The carrier collection of these vapor transport-deposited Se solar cells was analyzed from the QE data plotted in
Figure 5b. Consistent with the
J-V characteristics, Se solar cells fabricated at the hot side demonstrated superior quantum efficiency performance compared to their cold-side counterparts, achieving a peak QE exceeding 80% without implementing surface anti-reflection coatings. Predictably, through a systematic optimization of interfacial band alignment and mitigation of recombination losses, the QE of these devices could be further enhanced. It is worth noting that although all studies on Se solar cells emphasize their excellent absorption coefficient, different studies have adopted varying Se absorber layer thicknesses during device fabrication [
2,
3]. Under the premise of ensuring device output performance, minimizing the absorber layer thickness as much as possible is of significant importance for reducing material consumption and exploring flexible applications.
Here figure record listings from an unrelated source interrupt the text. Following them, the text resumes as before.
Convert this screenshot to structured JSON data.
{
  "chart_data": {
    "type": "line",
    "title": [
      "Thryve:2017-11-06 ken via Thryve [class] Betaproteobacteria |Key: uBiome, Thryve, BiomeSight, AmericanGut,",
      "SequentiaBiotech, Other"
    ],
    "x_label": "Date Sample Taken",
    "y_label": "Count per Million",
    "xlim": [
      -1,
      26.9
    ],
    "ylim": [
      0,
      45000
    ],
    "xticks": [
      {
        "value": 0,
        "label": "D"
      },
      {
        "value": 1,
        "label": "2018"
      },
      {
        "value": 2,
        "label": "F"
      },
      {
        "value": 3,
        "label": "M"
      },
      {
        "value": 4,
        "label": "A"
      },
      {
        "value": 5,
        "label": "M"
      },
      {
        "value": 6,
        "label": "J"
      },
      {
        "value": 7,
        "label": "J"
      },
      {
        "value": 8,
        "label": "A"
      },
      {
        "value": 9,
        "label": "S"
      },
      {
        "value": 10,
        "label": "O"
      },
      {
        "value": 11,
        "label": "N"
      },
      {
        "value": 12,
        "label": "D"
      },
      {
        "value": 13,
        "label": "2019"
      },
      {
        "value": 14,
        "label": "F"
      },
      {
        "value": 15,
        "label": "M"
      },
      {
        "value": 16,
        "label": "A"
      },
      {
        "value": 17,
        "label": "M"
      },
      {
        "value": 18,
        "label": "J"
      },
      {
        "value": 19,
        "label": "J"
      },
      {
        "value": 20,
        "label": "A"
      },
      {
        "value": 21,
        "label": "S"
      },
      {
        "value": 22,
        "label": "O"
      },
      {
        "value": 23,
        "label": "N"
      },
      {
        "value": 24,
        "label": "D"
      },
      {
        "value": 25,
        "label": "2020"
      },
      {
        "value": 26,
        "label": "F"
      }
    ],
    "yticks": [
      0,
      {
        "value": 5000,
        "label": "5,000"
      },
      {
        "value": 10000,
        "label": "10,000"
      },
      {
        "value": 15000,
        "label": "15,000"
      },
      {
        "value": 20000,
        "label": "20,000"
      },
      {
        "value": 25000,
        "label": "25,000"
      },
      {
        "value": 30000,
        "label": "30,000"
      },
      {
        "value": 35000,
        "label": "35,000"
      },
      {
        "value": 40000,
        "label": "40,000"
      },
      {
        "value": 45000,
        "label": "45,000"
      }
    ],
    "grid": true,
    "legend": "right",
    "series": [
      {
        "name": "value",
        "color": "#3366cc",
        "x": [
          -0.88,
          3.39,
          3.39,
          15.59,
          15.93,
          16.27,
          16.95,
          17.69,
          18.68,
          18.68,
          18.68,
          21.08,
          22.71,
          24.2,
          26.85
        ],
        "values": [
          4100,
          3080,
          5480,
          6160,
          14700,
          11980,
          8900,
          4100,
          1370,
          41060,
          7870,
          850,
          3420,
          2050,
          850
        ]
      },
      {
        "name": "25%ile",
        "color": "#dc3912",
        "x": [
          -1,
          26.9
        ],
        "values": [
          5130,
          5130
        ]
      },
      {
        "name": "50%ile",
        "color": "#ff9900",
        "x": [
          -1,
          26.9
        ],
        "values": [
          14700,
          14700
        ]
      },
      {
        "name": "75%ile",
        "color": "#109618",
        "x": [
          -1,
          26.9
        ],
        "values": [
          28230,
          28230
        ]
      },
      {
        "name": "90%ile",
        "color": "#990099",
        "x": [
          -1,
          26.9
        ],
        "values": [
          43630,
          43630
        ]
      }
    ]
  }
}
In subsequent research, we will implement thickness-controlled experiments to systematically evaluate performance characteristics in ultrathin absorber configurations. Further insights into the effects of substrate temperature on device performance can be obtained from the dark
J-V characteristics. We assume that these solar cells could be described by a general single exponential diode equation.
Figure 5c shows the dark
J-V curves of typical Se solar cells fabricated at the hot and cold side. As we see, those fabricated at the hot side showed smaller
J0, which could be ascribed to the recombination caused by smaller crystals. To summarize, the Se thin films prepared at the hot side have better crystallinity and better electrical properties, which help to reduce recombination in the device, thereby achieving better device performance.
4. Conclusions
In this study, an innovative vapor transport deposition technique was successfully employed to fabricate dense, uniform, and well-crystallized Se thin films for solar cell applications. By leveraging a temperature gradient and nitrogen carrier gas flow, the VTD method demonstrated its potential for the scalable and cost-effective production of Se absorbers under relatively low vacuum conditions. Systematic investigations revealed that substrate temperature critically influenced film morphology and crystallinity, with the hot-side deposition yielding superior results. The optimized device, fabricated at the hot side, achieved a power conversion efficiency of 2.56% with an open-circuit voltage of 0.659 V, short-circuit current density of 10.53 mA/cm2, and fill factor of 36.9%. However, challenges remain in enhancing device performance. Cold-side devices exhibited subpar efficiency due to insufficient post-annealing conditions, while interfacial recombination caused by the significant CBO cliff between Se and TiO2, coupled with the absence of a hole transport layer, limited performance. Future work should focus on refining deposition parameters, such as substrate-to-source distance and annealing scheme, to improve film uniformity and crystallinity. Additionally, optimizing interfacial band alignment and incorporating advanced charge transport layers are essential strategies to mitigate recombination losses and boost efficiency. To summarize, this study underscores the viability of VTD as a promising pathway for the industrial-scale fabrication of Se solar cells. By addressing current limitations through structural and process optimizations, the VTD method could play a pivotal role in Se-based photovoltaics.